クロ、一瞬でお箸なれ!?!?
無理
クロ、一瞬でお箸なれ!?
「あ……また落としちゃったクロ!」
クロが鉄板の上からお肉をつかもうとして、ぽとりと箸からこぼす。
湯気がふわっと立ち上がり、焦げる前に慌てて拾うクロ。
その姿を見て、かんなは複雑な気持ちになった。
(なんか……りゅうとが勝って……嬉しいような……でも、……ちょっと悔しいような……)
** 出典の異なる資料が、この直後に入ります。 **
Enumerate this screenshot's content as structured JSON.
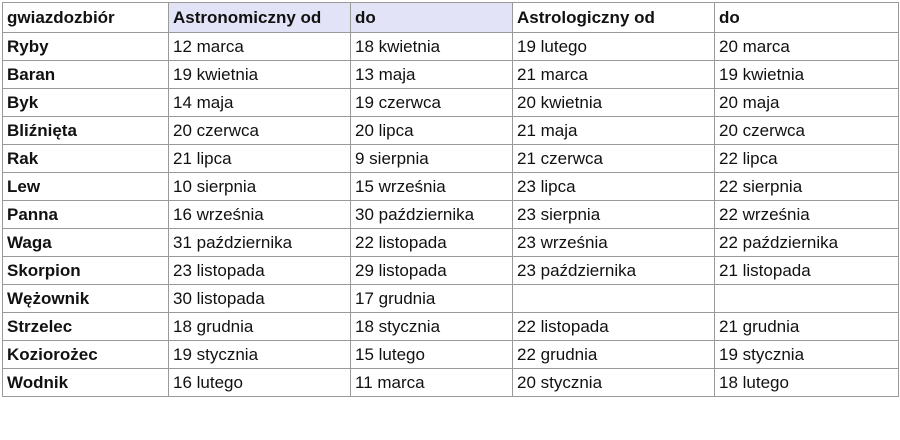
{
  "table": {
    "header": [
      "gwiazdozbiór",
      "Astronomiczny od",
      "do",
      "Astrologiczny od",
      "do"
    ],
    "rows": [
      [
        "Ryby",
        "12 marca",
        "18 kwietnia",
        "19 lutego",
        "20 marca"
      ],
      [
        "Baran",
        "19 kwietnia",
        "13 maja",
        "21 marca",
        "19 kwietnia"
      ],
      [
        "Byk",
        "14 maja",
        "19 czerwca",
        "20 kwietnia",
        "20 maja"
      ],
      [
        "Bliźnięta",
        "20 czerwca",
        "20 lipca",
        "21 maja",
        "20 czerwca"
      ],
      [
        "Rak",
        "21 lipca",
        "9 sierpnia",
        "21 czerwca",
        "22 lipca"
      ],
      [
        "Lew",
        "10 sierpnia",
        "15 września",
        "23 lipca",
        "22 sierpnia"
      ],
      [
        "Panna",
        "16 września",
        "30 października",
        "23 sierpnia",
        "22 września"
      ],
      [
        "Waga",
        "31 października",
        "22 listopada",
        "23 września",
        "22 października"
      ],
      [
        "Skorpion",
        "23 listopada",
        "29 listopada",
        "23 października",
        "21 listopada"
      ],
      [
        "Wężownik",
        "30 listopada",
        "17 grudnia",
        null,
        null
      ],
      [
        "Strzelec",
        "18 grudnia",
        "18 stycznia",
        "22 listopada",
        "21 grudnia"
      ],
      [
        "Koziorożec",
        "19 stycznia",
        "15 lutego",
        "22 grudnia",
        "19 stycznia"
      ],
      [
        "Wodnik",
        "16 lutego",
        "11 marca",
        "20 stycznia",
        "18 lutego"
      ]
    ]
  }
}
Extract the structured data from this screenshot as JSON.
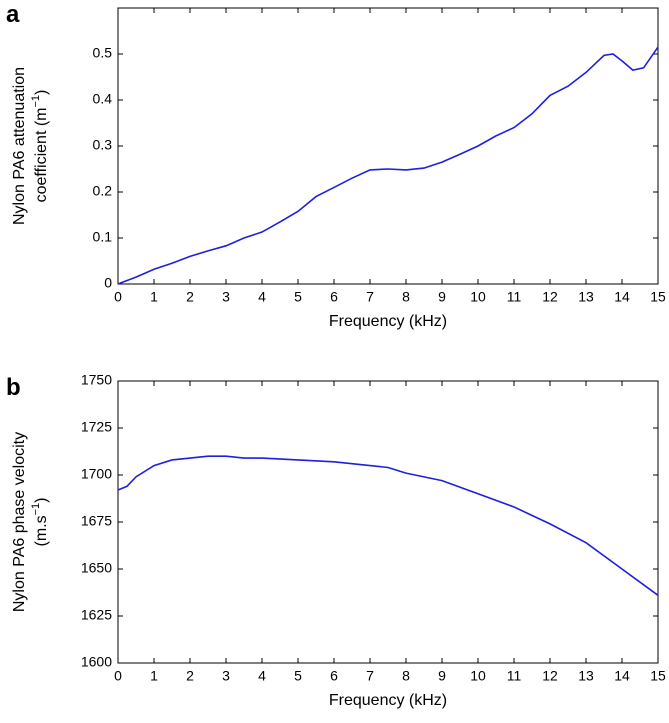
{
  "chart_data": [
    {
      "type": "line",
      "panel_label": "a",
      "xlabel": "Frequency (kHz)",
      "ylabel": [
        "Nylon PA6 attenuation",
        "coefficient (m",
        "−1",
        ")"
      ],
      "x": [
        0,
        0.5,
        1,
        1.5,
        2,
        2.5,
        3,
        3.5,
        4,
        4.5,
        5,
        5.5,
        6,
        6.5,
        7,
        7.5,
        8,
        8.5,
        9,
        9.5,
        10,
        10.5,
        11,
        11.5,
        12,
        12.5,
        13,
        13.5,
        13.75,
        14,
        14.3,
        14.6,
        15
      ],
      "series": [
        {
          "color": "#1f1fe0",
          "values": [
            0,
            0.015,
            0.032,
            0.045,
            0.06,
            0.072,
            0.083,
            0.1,
            0.113,
            0.135,
            0.158,
            0.19,
            0.21,
            0.23,
            0.248,
            0.25,
            0.248,
            0.252,
            0.265,
            0.282,
            0.3,
            0.322,
            0.34,
            0.37,
            0.41,
            0.43,
            0.46,
            0.497,
            0.5,
            0.485,
            0.465,
            0.47,
            0.515
          ]
        }
      ],
      "xlim": [
        0,
        15
      ],
      "xticks": [
        0,
        1,
        2,
        3,
        4,
        5,
        6,
        7,
        8,
        9,
        10,
        11,
        12,
        13,
        14,
        15
      ],
      "ylim": [
        0,
        0.6
      ],
      "yticks": [
        0,
        0.1,
        0.2,
        0.3,
        0.4,
        0.5
      ]
    },
    {
      "type": "line",
      "panel_label": "b",
      "xlabel": "Frequency (kHz)",
      "ylabel": [
        "Nylon PA6 phase velocity",
        "(m.s",
        "−1",
        ")"
      ],
      "x": [
        0,
        0.25,
        0.5,
        1,
        1.5,
        2,
        2.5,
        3,
        3.5,
        4,
        5,
        6,
        7,
        7.5,
        8,
        9,
        10,
        11,
        12,
        13,
        14,
        15
      ],
      "series": [
        {
          "color": "#1f1fe0",
          "values": [
            1692,
            1694,
            1699,
            1705,
            1708,
            1709,
            1710,
            1710,
            1709,
            1709,
            1708,
            1707,
            1705,
            1704,
            1701,
            1697,
            1690,
            1683,
            1674,
            1664,
            1650,
            1636
          ]
        }
      ],
      "xlim": [
        0,
        15
      ],
      "xticks": [
        0,
        1,
        2,
        3,
        4,
        5,
        6,
        7,
        8,
        9,
        10,
        11,
        12,
        13,
        14,
        15
      ],
      "ylim": [
        1600,
        1750
      ],
      "yticks": [
        1600,
        1625,
        1650,
        1675,
        1700,
        1725,
        1750
      ]
    }
  ]
}
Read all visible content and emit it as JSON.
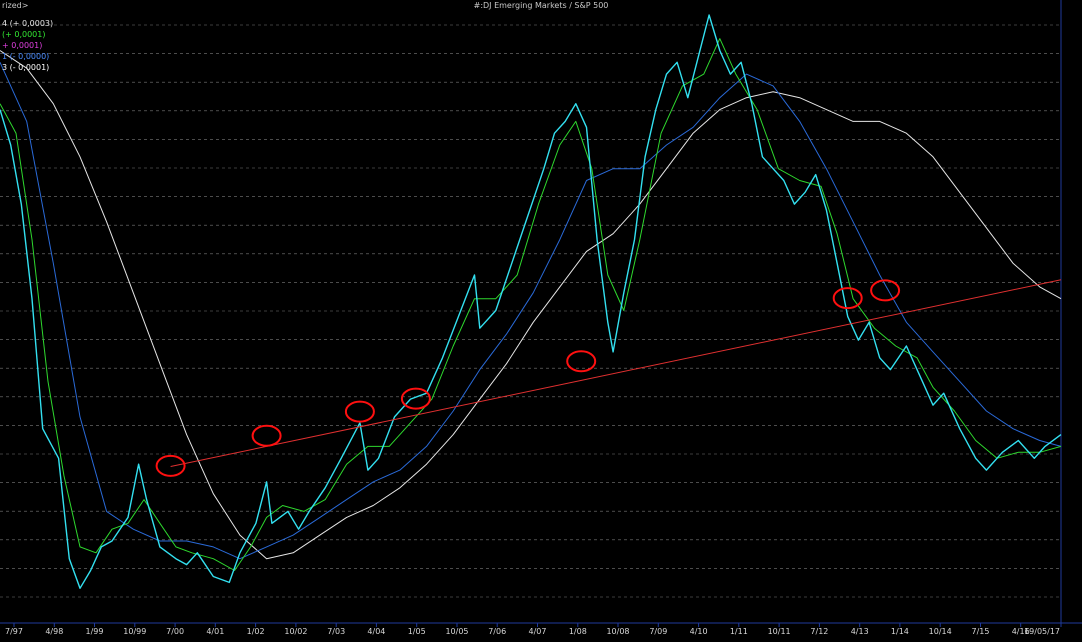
{
  "top_left_label": "rized>",
  "legend": [
    {
      "text": "4 (+ 0,0003)",
      "color": "#e8e8e8"
    },
    {
      "text": " (+ 0,0001)",
      "color": "#33e833"
    },
    {
      "text": "+ 0,0001)",
      "color": "#e040e0"
    },
    {
      "text": "1 (- 0,0000)",
      "color": "#4a8cff"
    },
    {
      "text": "3 (- 0,0001)",
      "color": "#ffffff"
    }
  ],
  "colors": {
    "background": "#000000",
    "price": "#33e0f0",
    "ma_short": "#2ed82e",
    "ma_medium": "#2a6ad8",
    "ma_long": "#e6e6e6",
    "trendline": "#e03030",
    "circles": "#ff1010",
    "grid": "#7a7a7a",
    "axis_text": "#d8d8d8"
  },
  "chart_data": {
    "type": "line",
    "title": "#:DJ Emerging Markets / S&P 500",
    "x_ticks": [
      "7/97",
      "4/98",
      "1/99",
      "10/99",
      "7/00",
      "4/01",
      "1/02",
      "10/02",
      "7/03",
      "4/04",
      "1/05",
      "10/05",
      "7/06",
      "4/07",
      "1/08",
      "10/08",
      "7/09",
      "4/10",
      "1/11",
      "10/11",
      "7/12",
      "4/13",
      "1/14",
      "10/14",
      "7/15",
      "4/16",
      "19/05/17"
    ],
    "x_range": [
      1997.5,
      2017.4
    ],
    "y_scale": "relative",
    "y_range": [
      0,
      100
    ],
    "grid": "horizontal dashed",
    "series": [
      {
        "key": "price",
        "points": [
          [
            1997.5,
            84
          ],
          [
            1997.7,
            78
          ],
          [
            1997.9,
            68
          ],
          [
            1998.1,
            52
          ],
          [
            1998.3,
            30
          ],
          [
            1998.6,
            25
          ],
          [
            1998.8,
            8
          ],
          [
            1999.0,
            3
          ],
          [
            1999.2,
            6
          ],
          [
            1999.4,
            10
          ],
          [
            1999.6,
            11
          ],
          [
            1999.9,
            15
          ],
          [
            2000.1,
            24
          ],
          [
            2000.25,
            18
          ],
          [
            2000.5,
            10
          ],
          [
            2000.8,
            8
          ],
          [
            2001.0,
            7
          ],
          [
            2001.2,
            9
          ],
          [
            2001.5,
            5
          ],
          [
            2001.8,
            4
          ],
          [
            2002.0,
            9
          ],
          [
            2002.3,
            14
          ],
          [
            2002.5,
            21
          ],
          [
            2002.6,
            14
          ],
          [
            2002.9,
            16
          ],
          [
            2003.1,
            13
          ],
          [
            2003.3,
            16
          ],
          [
            2003.6,
            20
          ],
          [
            2003.9,
            25
          ],
          [
            2004.25,
            31
          ],
          [
            2004.4,
            23
          ],
          [
            2004.6,
            25
          ],
          [
            2004.9,
            32
          ],
          [
            2005.2,
            35
          ],
          [
            2005.5,
            36
          ],
          [
            2005.8,
            42
          ],
          [
            2006.1,
            49
          ],
          [
            2006.4,
            56
          ],
          [
            2006.5,
            47
          ],
          [
            2006.8,
            50
          ],
          [
            2007.1,
            58
          ],
          [
            2007.4,
            66
          ],
          [
            2007.7,
            74
          ],
          [
            2007.9,
            80
          ],
          [
            2008.1,
            82
          ],
          [
            2008.3,
            85
          ],
          [
            2008.5,
            81
          ],
          [
            2008.7,
            62
          ],
          [
            2008.9,
            48
          ],
          [
            2009.0,
            43
          ],
          [
            2009.2,
            53
          ],
          [
            2009.4,
            62
          ],
          [
            2009.6,
            76
          ],
          [
            2009.8,
            84
          ],
          [
            2010.0,
            90
          ],
          [
            2010.2,
            92
          ],
          [
            2010.4,
            86
          ],
          [
            2010.6,
            93
          ],
          [
            2010.8,
            100
          ],
          [
            2011.0,
            94
          ],
          [
            2011.2,
            90
          ],
          [
            2011.4,
            92
          ],
          [
            2011.6,
            85
          ],
          [
            2011.8,
            76
          ],
          [
            2012.0,
            74
          ],
          [
            2012.2,
            72
          ],
          [
            2012.4,
            68
          ],
          [
            2012.6,
            70
          ],
          [
            2012.8,
            73
          ],
          [
            2013.0,
            67
          ],
          [
            2013.2,
            58
          ],
          [
            2013.4,
            49
          ],
          [
            2013.6,
            45
          ],
          [
            2013.8,
            48
          ],
          [
            2014.0,
            42
          ],
          [
            2014.2,
            40
          ],
          [
            2014.5,
            44
          ],
          [
            2014.8,
            38
          ],
          [
            2015.0,
            34
          ],
          [
            2015.2,
            36
          ],
          [
            2015.5,
            30
          ],
          [
            2015.8,
            25
          ],
          [
            2016.0,
            23
          ],
          [
            2016.3,
            26
          ],
          [
            2016.6,
            28
          ],
          [
            2016.9,
            25
          ],
          [
            2017.1,
            27
          ],
          [
            2017.4,
            29
          ]
        ]
      },
      {
        "key": "ma_short",
        "points": [
          [
            1997.5,
            85
          ],
          [
            1997.8,
            80
          ],
          [
            1998.1,
            62
          ],
          [
            1998.4,
            38
          ],
          [
            1998.7,
            22
          ],
          [
            1999.0,
            10
          ],
          [
            1999.3,
            9
          ],
          [
            1999.6,
            13
          ],
          [
            1999.9,
            14
          ],
          [
            2000.2,
            18
          ],
          [
            2000.5,
            14
          ],
          [
            2000.8,
            10
          ],
          [
            2001.1,
            9
          ],
          [
            2001.5,
            8
          ],
          [
            2001.9,
            6
          ],
          [
            2002.2,
            10
          ],
          [
            2002.5,
            15
          ],
          [
            2002.8,
            17
          ],
          [
            2003.2,
            16
          ],
          [
            2003.6,
            18
          ],
          [
            2004.0,
            24
          ],
          [
            2004.4,
            27
          ],
          [
            2004.8,
            27
          ],
          [
            2005.2,
            31
          ],
          [
            2005.6,
            35
          ],
          [
            2006.0,
            44
          ],
          [
            2006.4,
            52
          ],
          [
            2006.8,
            52
          ],
          [
            2007.2,
            56
          ],
          [
            2007.6,
            68
          ],
          [
            2008.0,
            78
          ],
          [
            2008.3,
            82
          ],
          [
            2008.6,
            74
          ],
          [
            2008.9,
            56
          ],
          [
            2009.2,
            50
          ],
          [
            2009.5,
            62
          ],
          [
            2009.9,
            80
          ],
          [
            2010.3,
            88
          ],
          [
            2010.7,
            90
          ],
          [
            2011.0,
            96
          ],
          [
            2011.3,
            90
          ],
          [
            2011.7,
            84
          ],
          [
            2012.1,
            74
          ],
          [
            2012.5,
            72
          ],
          [
            2012.9,
            71
          ],
          [
            2013.2,
            63
          ],
          [
            2013.5,
            52
          ],
          [
            2013.9,
            47
          ],
          [
            2014.3,
            44
          ],
          [
            2014.7,
            42
          ],
          [
            2015.0,
            37
          ],
          [
            2015.4,
            33
          ],
          [
            2015.8,
            28
          ],
          [
            2016.2,
            25
          ],
          [
            2016.6,
            26
          ],
          [
            2017.0,
            26
          ],
          [
            2017.4,
            27
          ]
        ]
      },
      {
        "key": "ma_medium",
        "points": [
          [
            1997.5,
            92
          ],
          [
            1998.0,
            82
          ],
          [
            1998.5,
            58
          ],
          [
            1999.0,
            32
          ],
          [
            1999.5,
            16
          ],
          [
            2000.0,
            13
          ],
          [
            2000.5,
            11
          ],
          [
            2001.0,
            11
          ],
          [
            2001.5,
            10
          ],
          [
            2002.0,
            8
          ],
          [
            2002.5,
            10
          ],
          [
            2003.0,
            12
          ],
          [
            2003.5,
            15
          ],
          [
            2004.0,
            18
          ],
          [
            2004.5,
            21
          ],
          [
            2005.0,
            23
          ],
          [
            2005.5,
            27
          ],
          [
            2006.0,
            33
          ],
          [
            2006.5,
            40
          ],
          [
            2007.0,
            46
          ],
          [
            2007.5,
            53
          ],
          [
            2008.0,
            62
          ],
          [
            2008.5,
            72
          ],
          [
            2009.0,
            74
          ],
          [
            2009.5,
            74
          ],
          [
            2010.0,
            78
          ],
          [
            2010.5,
            81
          ],
          [
            2011.0,
            86
          ],
          [
            2011.5,
            90
          ],
          [
            2012.0,
            88
          ],
          [
            2012.5,
            82
          ],
          [
            2013.0,
            74
          ],
          [
            2013.5,
            65
          ],
          [
            2014.0,
            56
          ],
          [
            2014.5,
            48
          ],
          [
            2015.0,
            43
          ],
          [
            2015.5,
            38
          ],
          [
            2016.0,
            33
          ],
          [
            2016.5,
            30
          ],
          [
            2017.0,
            28
          ],
          [
            2017.4,
            27
          ]
        ]
      },
      {
        "key": "ma_long",
        "points": [
          [
            1997.5,
            94
          ],
          [
            1998.0,
            91
          ],
          [
            1998.5,
            85
          ],
          [
            1999.0,
            76
          ],
          [
            1999.5,
            65
          ],
          [
            2000.0,
            53
          ],
          [
            2000.5,
            41
          ],
          [
            2001.0,
            29
          ],
          [
            2001.5,
            19
          ],
          [
            2002.0,
            12
          ],
          [
            2002.5,
            8
          ],
          [
            2003.0,
            9
          ],
          [
            2003.5,
            12
          ],
          [
            2004.0,
            15
          ],
          [
            2004.5,
            17
          ],
          [
            2005.0,
            20
          ],
          [
            2005.5,
            24
          ],
          [
            2006.0,
            29
          ],
          [
            2006.5,
            35
          ],
          [
            2007.0,
            41
          ],
          [
            2007.5,
            48
          ],
          [
            2008.0,
            54
          ],
          [
            2008.5,
            60
          ],
          [
            2009.0,
            63
          ],
          [
            2009.5,
            68
          ],
          [
            2010.0,
            74
          ],
          [
            2010.5,
            80
          ],
          [
            2011.0,
            84
          ],
          [
            2011.5,
            86
          ],
          [
            2012.0,
            87
          ],
          [
            2012.5,
            86
          ],
          [
            2013.0,
            84
          ],
          [
            2013.5,
            82
          ],
          [
            2014.0,
            82
          ],
          [
            2014.5,
            80
          ],
          [
            2015.0,
            76
          ],
          [
            2015.5,
            70
          ],
          [
            2016.0,
            64
          ],
          [
            2016.5,
            58
          ],
          [
            2017.0,
            54
          ],
          [
            2017.4,
            52
          ]
        ]
      }
    ],
    "trendline": [
      [
        2000.7,
        23.6
      ],
      [
        2017.4,
        55.2
      ]
    ],
    "circles": [
      [
        2000.7,
        23.7
      ],
      [
        2002.5,
        28.8
      ],
      [
        2004.25,
        32.9
      ],
      [
        2005.3,
        35.1
      ],
      [
        2008.4,
        41.4
      ],
      [
        2013.4,
        52.1
      ],
      [
        2014.1,
        53.4
      ]
    ]
  }
}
その時――りゅうとが盛り終えたお皿をドン、と自分の前に置いた。
「パ、パク……」
だけど、食べるペースは明らかに落ちている。
第一回戦でご飯をたっぷり食べた影響か、お肉が入らない様子。
15分の休憩があったのに、お腹はまだ回復していないようだった。
一方で、クロはまだお肉を取り中。
(でも、今の時点ではクロが不利……取らないと食べられないルールだし)
かんなはふと思った。
(だったら最初に取るの、ちょっと控えめにすればよかったのでは?)
でもすぐに思い直す。
(いや、クロは食べるのが早いのが強み。どうせ食べるなら、最初から満たんに盛っておく方が効率いいよね)
そして、クロの様子をそっと見る。
「よいしょ、よいしょクロ!」
箸を持つ手が、さっきよりもずっとスムーズに動いている。
なんと――一瞬でお箸の扱いに慣れたようだった!
そして二十秒後――
「パッパッパッ!」
滑らかにお肉をつかみ、リズムよく皿へ移していくクロ。
「クロは優秀なぬいぐるみだから、お箸の使い方なんて一分で覚えちゃったクロ!」
さっそく自分の皿に盛り盛りのお肉を満たして、満足げに笑う。
一方のりゅうとは――
「モグ……モ……グ」
顔をしかめながら、苦しげに咀嚼していた。
重たそうなお腹が、座っている座布団にずっしり沈んでいる。
クロの方はというと……
「モグモグモグ!」
(だよねー)
かんなは心の中で、テンポを真似してみた。
イメージね。本当じゃないからね。
もしかしてフォークに持ち替えるかと思ったけど、クロはそのままお箸で食べている。
そして速い。
「モグモグモグ! モグモグ……」
その頃、りゅうとはというと……
「パ……パク……」
一口にかかる時間が、クロの10口分くらいに見える。
(これ、絶対クロが勝つじゃん)
かんなの心の中で、予想がしっかり切り替わる。
すると――それが伝わったかのように、りゅうとが口を開く。
「俺も勝てるし!」
その意地っ張りな一言に、かんなはつい小さく笑ってしまった。